Jacoza

I have been stuck on this problem for hours and i cant seem to find any information or anything online that makes since to me.

There are 3 waves traveling in the +x direction, what is the amplitude, phase and speed of the resulting wave?
y=3cos(14x-2600t)
y=4cos(14x-2600t+1)
y=5cos(14x-2600t-pi/2)

Not to seem ignorant, but i am not sure what it is i am even suppose to do. My initial though was to add the first two together, so my amplitude would be 7, but i am not sure what to do with the phase shift.

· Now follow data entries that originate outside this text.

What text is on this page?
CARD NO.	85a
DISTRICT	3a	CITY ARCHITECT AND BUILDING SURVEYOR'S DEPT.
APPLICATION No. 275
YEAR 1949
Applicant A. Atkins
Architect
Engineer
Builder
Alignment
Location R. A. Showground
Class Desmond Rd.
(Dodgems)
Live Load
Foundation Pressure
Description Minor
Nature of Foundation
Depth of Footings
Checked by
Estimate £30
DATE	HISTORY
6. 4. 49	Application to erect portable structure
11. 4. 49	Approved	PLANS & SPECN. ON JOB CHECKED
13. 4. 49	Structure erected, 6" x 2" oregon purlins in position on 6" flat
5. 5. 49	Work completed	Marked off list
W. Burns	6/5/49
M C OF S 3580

I thought maybe 7cos1 as new amplitude but nothing online seems to give me any information, everything is in sin and we are being "taught' everything in cos, so i assume things just switch a bit? would the new phase be (1-pi/2) and would the rsulting speed be (2pi/14)(2600/2pi)? much help is appreciated.(Crying)(Thinking)(Crying)

benit13

There is an identity:

$$\displaystyle a \cos x + b \sin x = R \cos (x- \alpha)$$

where

$$\displaystyle R = \sqrt{a^2 + b^2}$$
$$\displaystyle \alpha = arctan\left(\frac{b}{a}\right)$$

I think that this identity together with

$$\displaystyle \cos x = \sin \left(\frac{\pi}{2} - x\right)$$

should be enough to solve your problem. Basically, you will want to use the above formula to decompose your cosine waves into a mixture of sine and cosine waves where the phase difference is separated out into the sine part. Then you can add up the separate contributions.